Medicare Compliance & Reimbursement

Reader Question:

How Do Different Payers' Define Medical Necessity?

Question:  Recently, we had a few claims denied that really surprised both our clinical and billing staff. The payers said the services rendered by one of our physicians were not “medically necessary.” I’m sure the provider thought the services were medically necessary — otherwise he wouldn’t have performed them. What definitions are payers using to determine whether a service or product is medically necessary?

Codify Subscriber

Answer: According to the American Medical Association’s (AMA’s) 2011 report to the Institute of Medicine’s Committee on Determination of Essential Health Benefits, the AMA defines medical necessity as “Health care services or products that a prudent physician would provide to a patient for the purpose of preventing, diagnosing or treating an illness, injury, disease or its symptoms in a manner that is: (a) in accordance with generally accepted standards of medical practice; (b) clinically appropriate in terms of type, frequency, extent, site, and duration; and (c) not primarily for the economic benefit of the health plans and purchasers or for the convenience of the patient, treating physician, or other health care provider.”

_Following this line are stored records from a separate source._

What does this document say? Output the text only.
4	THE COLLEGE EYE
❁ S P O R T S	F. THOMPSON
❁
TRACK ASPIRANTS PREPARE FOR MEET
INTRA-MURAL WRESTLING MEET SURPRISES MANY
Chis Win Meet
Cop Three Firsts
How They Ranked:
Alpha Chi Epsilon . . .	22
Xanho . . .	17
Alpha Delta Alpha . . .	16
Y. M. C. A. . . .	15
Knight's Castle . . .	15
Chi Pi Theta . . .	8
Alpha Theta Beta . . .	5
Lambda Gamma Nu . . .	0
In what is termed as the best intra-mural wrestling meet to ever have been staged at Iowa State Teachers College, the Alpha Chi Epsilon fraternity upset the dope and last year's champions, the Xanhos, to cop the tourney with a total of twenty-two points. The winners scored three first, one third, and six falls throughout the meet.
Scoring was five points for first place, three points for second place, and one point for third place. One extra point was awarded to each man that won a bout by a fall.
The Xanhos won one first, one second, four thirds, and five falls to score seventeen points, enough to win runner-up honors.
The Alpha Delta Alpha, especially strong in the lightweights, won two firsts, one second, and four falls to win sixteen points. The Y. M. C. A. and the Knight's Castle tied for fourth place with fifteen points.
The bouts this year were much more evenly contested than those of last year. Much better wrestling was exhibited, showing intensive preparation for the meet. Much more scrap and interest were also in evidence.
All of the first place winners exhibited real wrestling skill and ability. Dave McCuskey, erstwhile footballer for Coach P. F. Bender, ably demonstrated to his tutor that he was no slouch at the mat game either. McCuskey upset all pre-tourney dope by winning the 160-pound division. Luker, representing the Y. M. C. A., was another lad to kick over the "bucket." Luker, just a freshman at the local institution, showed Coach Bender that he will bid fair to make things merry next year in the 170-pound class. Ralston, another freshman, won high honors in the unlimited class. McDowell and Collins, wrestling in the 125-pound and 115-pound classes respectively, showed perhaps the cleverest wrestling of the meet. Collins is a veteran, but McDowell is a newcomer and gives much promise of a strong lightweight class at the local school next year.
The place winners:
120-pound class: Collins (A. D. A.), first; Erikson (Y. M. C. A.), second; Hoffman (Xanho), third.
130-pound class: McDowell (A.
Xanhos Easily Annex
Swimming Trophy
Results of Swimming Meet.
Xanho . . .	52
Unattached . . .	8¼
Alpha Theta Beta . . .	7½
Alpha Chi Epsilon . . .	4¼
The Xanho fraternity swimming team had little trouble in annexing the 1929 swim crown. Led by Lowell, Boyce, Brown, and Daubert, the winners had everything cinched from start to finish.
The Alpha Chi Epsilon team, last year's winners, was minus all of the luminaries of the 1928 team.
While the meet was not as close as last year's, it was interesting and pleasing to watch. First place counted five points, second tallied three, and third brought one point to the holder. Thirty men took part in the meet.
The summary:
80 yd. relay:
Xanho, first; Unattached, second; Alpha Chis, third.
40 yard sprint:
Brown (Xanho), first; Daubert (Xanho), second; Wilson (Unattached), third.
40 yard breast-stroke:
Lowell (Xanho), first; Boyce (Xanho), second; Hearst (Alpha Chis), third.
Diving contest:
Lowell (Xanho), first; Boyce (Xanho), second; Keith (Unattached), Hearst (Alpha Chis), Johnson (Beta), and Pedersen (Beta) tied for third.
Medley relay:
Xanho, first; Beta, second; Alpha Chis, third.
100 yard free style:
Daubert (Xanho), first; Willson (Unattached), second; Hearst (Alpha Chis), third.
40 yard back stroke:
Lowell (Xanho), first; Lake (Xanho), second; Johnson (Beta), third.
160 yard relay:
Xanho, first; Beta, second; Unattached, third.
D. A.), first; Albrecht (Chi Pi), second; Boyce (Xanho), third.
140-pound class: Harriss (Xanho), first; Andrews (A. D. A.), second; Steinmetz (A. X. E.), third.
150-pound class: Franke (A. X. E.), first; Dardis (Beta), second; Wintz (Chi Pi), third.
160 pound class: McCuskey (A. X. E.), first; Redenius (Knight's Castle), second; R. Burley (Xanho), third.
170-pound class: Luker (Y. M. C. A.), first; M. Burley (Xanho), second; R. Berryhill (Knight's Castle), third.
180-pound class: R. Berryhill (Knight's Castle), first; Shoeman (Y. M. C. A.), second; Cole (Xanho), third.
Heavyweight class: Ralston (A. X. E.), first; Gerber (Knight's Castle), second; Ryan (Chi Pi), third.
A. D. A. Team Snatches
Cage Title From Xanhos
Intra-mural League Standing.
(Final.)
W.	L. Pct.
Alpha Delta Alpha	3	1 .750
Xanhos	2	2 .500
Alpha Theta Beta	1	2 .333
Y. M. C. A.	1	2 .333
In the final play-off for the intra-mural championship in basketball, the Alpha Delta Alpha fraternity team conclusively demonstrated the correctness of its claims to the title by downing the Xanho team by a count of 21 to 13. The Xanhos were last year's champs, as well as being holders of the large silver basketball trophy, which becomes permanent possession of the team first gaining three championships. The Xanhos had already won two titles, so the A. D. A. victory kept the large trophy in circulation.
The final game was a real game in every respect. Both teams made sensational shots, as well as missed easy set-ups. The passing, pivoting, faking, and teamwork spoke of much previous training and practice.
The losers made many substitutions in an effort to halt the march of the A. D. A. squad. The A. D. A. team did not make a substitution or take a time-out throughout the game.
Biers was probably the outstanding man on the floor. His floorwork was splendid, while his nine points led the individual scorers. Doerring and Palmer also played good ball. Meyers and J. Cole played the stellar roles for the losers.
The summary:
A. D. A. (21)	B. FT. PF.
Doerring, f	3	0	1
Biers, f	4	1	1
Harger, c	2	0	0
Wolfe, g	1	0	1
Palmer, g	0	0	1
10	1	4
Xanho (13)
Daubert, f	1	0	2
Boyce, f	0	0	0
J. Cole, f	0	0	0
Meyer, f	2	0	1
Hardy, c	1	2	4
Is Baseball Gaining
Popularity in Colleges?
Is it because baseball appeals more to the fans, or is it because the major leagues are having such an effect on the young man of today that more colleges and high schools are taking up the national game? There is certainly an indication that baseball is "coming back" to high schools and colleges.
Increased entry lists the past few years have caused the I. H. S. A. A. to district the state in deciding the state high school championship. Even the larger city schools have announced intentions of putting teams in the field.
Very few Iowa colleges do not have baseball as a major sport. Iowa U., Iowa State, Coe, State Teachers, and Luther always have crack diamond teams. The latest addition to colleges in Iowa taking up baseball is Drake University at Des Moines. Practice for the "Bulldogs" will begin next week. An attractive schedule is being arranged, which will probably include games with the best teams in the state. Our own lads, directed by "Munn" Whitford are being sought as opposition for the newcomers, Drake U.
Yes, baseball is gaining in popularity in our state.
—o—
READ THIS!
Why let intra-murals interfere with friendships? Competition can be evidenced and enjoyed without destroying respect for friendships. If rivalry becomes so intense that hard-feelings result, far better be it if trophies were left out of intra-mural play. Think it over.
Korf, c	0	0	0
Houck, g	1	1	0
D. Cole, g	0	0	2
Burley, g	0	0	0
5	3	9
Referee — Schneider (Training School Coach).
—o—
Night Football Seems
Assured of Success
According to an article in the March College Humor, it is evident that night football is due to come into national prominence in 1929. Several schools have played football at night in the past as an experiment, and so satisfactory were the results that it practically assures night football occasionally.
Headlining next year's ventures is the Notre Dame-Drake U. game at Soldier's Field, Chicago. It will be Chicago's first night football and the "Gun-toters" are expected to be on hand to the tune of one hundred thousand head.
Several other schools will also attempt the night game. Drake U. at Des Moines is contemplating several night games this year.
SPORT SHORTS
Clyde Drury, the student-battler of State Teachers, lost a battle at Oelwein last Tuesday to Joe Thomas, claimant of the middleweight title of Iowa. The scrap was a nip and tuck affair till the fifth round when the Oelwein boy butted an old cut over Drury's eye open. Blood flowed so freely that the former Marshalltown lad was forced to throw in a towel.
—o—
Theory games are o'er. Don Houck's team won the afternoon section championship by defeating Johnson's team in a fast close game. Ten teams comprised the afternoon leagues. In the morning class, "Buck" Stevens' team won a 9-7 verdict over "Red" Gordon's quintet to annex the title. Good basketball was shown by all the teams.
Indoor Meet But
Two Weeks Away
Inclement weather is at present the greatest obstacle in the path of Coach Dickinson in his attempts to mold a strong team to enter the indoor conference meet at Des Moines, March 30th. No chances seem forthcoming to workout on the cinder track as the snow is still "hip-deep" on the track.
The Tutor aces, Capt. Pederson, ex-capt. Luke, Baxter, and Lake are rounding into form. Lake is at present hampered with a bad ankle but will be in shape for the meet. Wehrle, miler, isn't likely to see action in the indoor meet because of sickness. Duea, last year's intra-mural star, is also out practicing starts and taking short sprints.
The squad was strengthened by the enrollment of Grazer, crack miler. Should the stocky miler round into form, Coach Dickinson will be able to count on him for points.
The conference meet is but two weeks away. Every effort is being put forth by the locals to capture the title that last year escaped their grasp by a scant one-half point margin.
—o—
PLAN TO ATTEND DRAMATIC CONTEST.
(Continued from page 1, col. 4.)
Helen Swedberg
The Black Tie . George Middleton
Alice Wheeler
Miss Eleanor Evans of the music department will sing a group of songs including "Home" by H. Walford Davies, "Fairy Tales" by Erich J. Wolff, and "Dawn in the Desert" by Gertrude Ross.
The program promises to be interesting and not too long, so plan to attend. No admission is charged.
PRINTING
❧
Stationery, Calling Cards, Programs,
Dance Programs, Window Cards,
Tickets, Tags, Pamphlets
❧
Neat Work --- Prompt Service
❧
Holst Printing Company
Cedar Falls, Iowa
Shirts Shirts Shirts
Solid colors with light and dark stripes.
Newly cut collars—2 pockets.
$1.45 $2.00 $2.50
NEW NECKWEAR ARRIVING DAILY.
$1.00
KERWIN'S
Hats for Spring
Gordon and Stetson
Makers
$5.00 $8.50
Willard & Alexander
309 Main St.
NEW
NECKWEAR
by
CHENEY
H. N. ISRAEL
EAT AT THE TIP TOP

The Centers for Medicare and Medicaid (CMS) defines medical necessity in the Social Security Act (Title XVIII of the Social Security Act, Section 1862 [a] [1] [a]) as follows: “No payment may be made under[Medicare] Part A or Part B for expenses incurred for items or services which are not reasonable and necessary for the diagnosis or treatment of illness or injury or to improve the functioning of a malformed body member.”